Upon gaining news that their houses had been attacked, that their families had been bullied and that their grains had been robbed, how could the already starving and exhausted soldiers possibly continue warring wholeheartedly?
Upon a series of war games and operations, the army scattered like water and collapsed like mountains in defeat.
Meng Fuyao kept silent, pursing her lips and looking up. Her gaze was set far away, toward the direction of Wanzhou.
She had been waiting for many days. Every day, every hour, every minute and every second, anxiety crippled her and shattered her heart into pieces that sank a little as time passed. The pieces of hope she had been clinging onto were seized, one by one and permanently by Time.
Every night before sleeping she prayed to see a certain face greeting her with a smile in the morning and saying, "You've not been listening again." To that, she had already prepared a comeback, "You scared me, jerk." She would say that and then throw him a hard punch, to which he might retaliate, and she would not mind.
Unfortunately, she couldn't put the countless scenarios she had run over in her in use. Every morning she waited. If there were no movements, she would keep her eyes shut and feel about her sides, only to be embraced by the cool air and never once the warmth she had been longing for.
It had been many days, and King De had started to revolt. The blister he had been trying to squeeze was almost out. He should have been back by now, but he wasn't.
Meng Fuyao leaned against a tree that stood at the end of the path. She waited by the village entrance, with the bright red sun setting behind her. The tree trunk was thin enough, but she was a tad thinner and frailer, if that was even possible, resembling a fallen leaf that floated aimlessly amid the golden-red clouds.
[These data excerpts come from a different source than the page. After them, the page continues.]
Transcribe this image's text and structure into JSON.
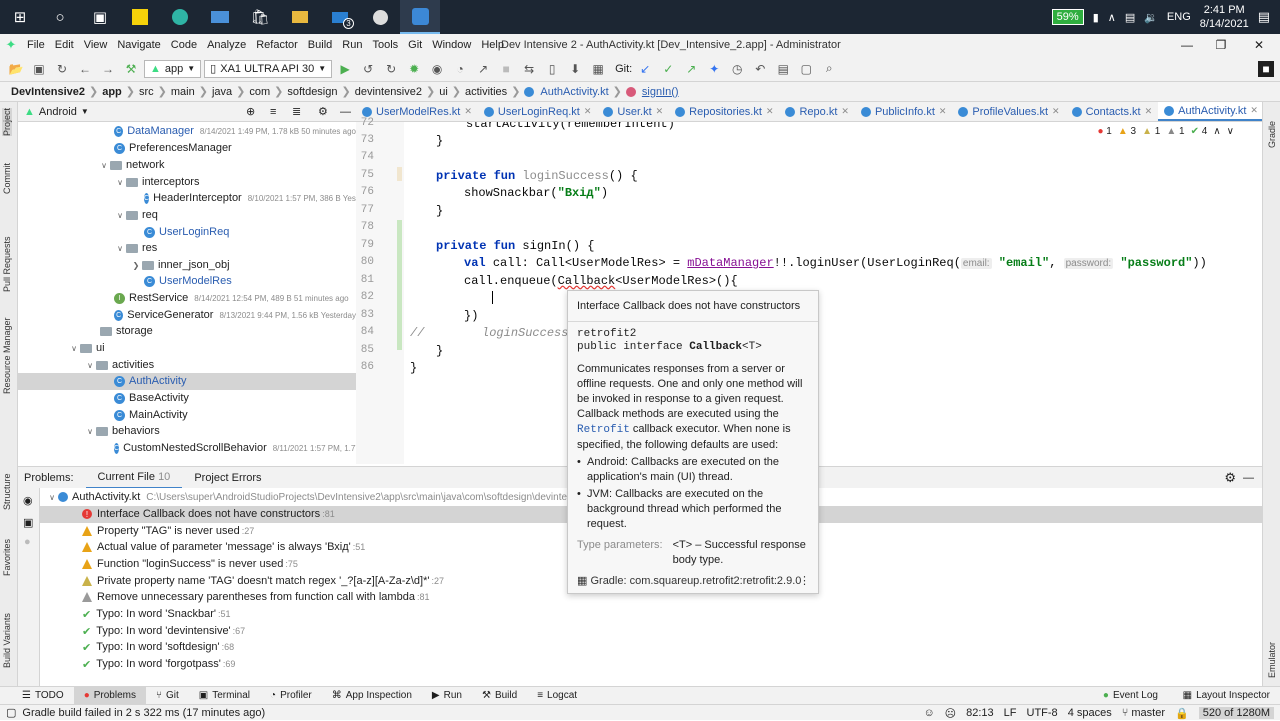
{
  "taskbar": {
    "mail_badge": "3",
    "battery": "59%",
    "language": "ENG",
    "time": "2:41 PM",
    "date": "8/14/2021"
  },
  "menu": {
    "items": [
      "File",
      "Edit",
      "View",
      "Navigate",
      "Code",
      "Analyze",
      "Refactor",
      "Build",
      "Run",
      "Tools",
      "Git",
      "Window",
      "Help"
    ],
    "window_title": "Dev Intensive 2 - AuthActivity.kt [Dev_Intensive_2.app] - Administrator"
  },
  "toolbar": {
    "module": "app",
    "device": "XA1 ULTRA API 30",
    "git_label": "Git:"
  },
  "breadcrumb": [
    "DevIntensive2",
    "app",
    "src",
    "main",
    "java",
    "com",
    "softdesign",
    "devintensive2",
    "ui",
    "activities",
    "AuthActivity.kt",
    "signIn()"
  ],
  "project": {
    "view": "Android",
    "rows": [
      {
        "name": "DataManager",
        "meta": "8/14/2021 1:49 PM, 1.78 kB 50 minutes ago",
        "icon": "class"
      },
      {
        "name": "PreferencesManager",
        "meta": "",
        "icon": "class"
      },
      {
        "name": "network",
        "meta": "",
        "icon": "folder"
      },
      {
        "name": "interceptors",
        "meta": "",
        "icon": "folder"
      },
      {
        "name": "HeaderInterceptor",
        "meta": "8/10/2021 1:57 PM, 386 B Yester",
        "icon": "class"
      },
      {
        "name": "req",
        "meta": "",
        "icon": "folder"
      },
      {
        "name": "UserLoginReq",
        "meta": "",
        "icon": "class"
      },
      {
        "name": "res",
        "meta": "",
        "icon": "folder"
      },
      {
        "name": "inner_json_obj",
        "meta": "",
        "icon": "folder"
      },
      {
        "name": "UserModelRes",
        "meta": "",
        "icon": "class"
      },
      {
        "name": "RestService",
        "meta": "8/14/2021 12:54 PM, 489 B 51 minutes ago",
        "icon": "interface"
      },
      {
        "name": "ServiceGenerator",
        "meta": "8/13/2021 9:44 PM, 1.56 kB Yesterday",
        "icon": "class"
      },
      {
        "name": "storage",
        "meta": "",
        "icon": "folder"
      },
      {
        "name": "ui",
        "meta": "",
        "icon": "folder"
      },
      {
        "name": "activities",
        "meta": "",
        "icon": "folder"
      },
      {
        "name": "AuthActivity",
        "meta": "",
        "icon": "class"
      },
      {
        "name": "BaseActivity",
        "meta": "",
        "icon": "class"
      },
      {
        "name": "MainActivity",
        "meta": "",
        "icon": "class"
      },
      {
        "name": "behaviors",
        "meta": "",
        "icon": "folder"
      },
      {
        "name": "CustomNestedScrollBehavior",
        "meta": "8/11/2021 1:57 PM, 1.77",
        "icon": "class"
      }
    ]
  },
  "editor": {
    "tabs": [
      "UserModelRes.kt",
      "UserLoginReq.kt",
      "User.kt",
      "Repositories.kt",
      "Repo.kt",
      "PublicInfo.kt",
      "ProfileValues.kt",
      "Contacts.kt",
      "AuthActivity.kt"
    ],
    "status": {
      "errors": "1",
      "warnings": "3",
      "weak": "1",
      "info": "1",
      "ok": "4"
    },
    "line_numbers": [
      "72",
      "73",
      "74",
      "75",
      "76",
      "77",
      "78",
      "79",
      "80",
      "81",
      "82",
      "83",
      "84",
      "85",
      "86"
    ],
    "code": {
      "l72": "startActivity(rememberIntent)",
      "l75_kw": "private fun",
      "l75_fn": "loginSuccess",
      "l75_rest": "() {",
      "l76_fn": "showSnackbar(",
      "l76_str": "\"Вхід\"",
      "l76_end": ")",
      "l79_kw": "private fun",
      "l79_rest": "signIn() {",
      "l80_kw": "val",
      "l80_a": "call: Call<UserModelRes> = ",
      "l80_field": "mDataManager",
      "l80_b": "!!.loginUser(UserLoginReq(",
      "l80_hint1": "email:",
      "l80_s1": "\"email\"",
      "l80_hint2": "password:",
      "l80_s2": "\"password\"",
      "l80_end": "))",
      "l81_a": "call.enqueue(",
      "l81_err": "Callback",
      "l81_b": "<UserModelRes>(){",
      "l83": "})",
      "l84_cmt_a": "//",
      "l84_cmt_b": "loginSuccess()",
      "l73": "}",
      "l77": "}",
      "l85": "}",
      "l86": "}"
    }
  },
  "popup": {
    "title": "Interface Callback does not have constructors",
    "package": "retrofit2",
    "decl_a": "public interface ",
    "decl_b": "Callback",
    "decl_c": "<T>",
    "body_a": "Communicates responses from a server or offline requests. One and only one method will be invoked in response to a given request. Callback methods are executed using the",
    "body_code": "Retrofit",
    "body_b": "callback executor. When none is specified, the following defaults are used:",
    "bullet1": "Android: Callbacks are executed on the application's main (UI) thread.",
    "bullet2": "JVM: Callbacks are executed on the background thread which performed the request.",
    "tparam_label": "Type parameters:",
    "tparam_text": "<T> – Successful response body type.",
    "gradle": "Gradle: com.squareup.retrofit2:retrofit:2.9.0"
  },
  "problems": {
    "label": "Problems:",
    "tab_current": "Current File",
    "tab_current_count": "10",
    "tab_project": "Project Errors",
    "file": "AuthActivity.kt",
    "path": "C:\\Users\\super\\AndroidStudioProjects\\DevIntensive2\\app\\src\\main\\java\\com\\softdesign\\devintens",
    "rows": [
      {
        "type": "error",
        "text": "Interface Callback does not have constructors",
        "line": ":81"
      },
      {
        "type": "warning",
        "text": "Property \"TAG\" is never used",
        "line": ":27"
      },
      {
        "type": "warning",
        "text": "Actual value of parameter 'message' is always 'Вхід'",
        "line": ":51"
      },
      {
        "type": "warning",
        "text": "Function \"loginSuccess\" is never used",
        "line": ":75"
      },
      {
        "type": "weak",
        "text": "Private property name 'TAG' doesn't match regex '_?[a-z][A-Za-z\\d]*'",
        "line": ":27"
      },
      {
        "type": "weak",
        "text": "Remove unnecessary parentheses from function call with lambda",
        "line": ":81"
      },
      {
        "type": "typo",
        "text": "Typo: In word 'Snackbar'",
        "line": ":51"
      },
      {
        "type": "typo",
        "text": "Typo: In word 'devintensive'",
        "line": ":67"
      },
      {
        "type": "typo",
        "text": "Typo: In word 'softdesign'",
        "line": ":68"
      },
      {
        "type": "typo",
        "text": "Typo: In word 'forgotpass'",
        "line": ":69"
      }
    ]
  },
  "left_strip": [
    "Project",
    "Commit",
    "Pull Requests",
    "Resource Manager",
    "Structure",
    "Favorites",
    "Build Variants"
  ],
  "right_strip": [
    "Gradle",
    "Emulator"
  ],
  "bottom_tools": [
    "TODO",
    "Problems",
    "Git",
    "Terminal",
    "Profiler",
    "App Inspection",
    "Run",
    "Build",
    "Logcat"
  ],
  "bottom_right_tools": [
    "Event Log",
    "Layout Inspector"
  ],
  "statusbar": {
    "message": "Gradle build failed in 2 s 322 ms (17 minutes ago)",
    "position": "82:13",
    "line_sep": "LF",
    "encoding": "UTF-8",
    "indent": "4 spaces",
    "branch": "master",
    "memory": "520 of 1280M"
  }
}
She looked toward that direction, her eyes flickering between the collapsed and shattered rocks. Her clothes were untidy, and amid the hazy evening, she could be seen clasping a yellow pouch tightly. It was something Zhan Beiye had ordered men to look for, and from how hard she was holding onto it, it was as if she was hoping to seek out the last glimmer of hope.
Meng Fuyao was so focused on the view before her that she hadn't noticed a silent black figure watching her from even farther away, the space between his brows covered in a layer of frosted dew.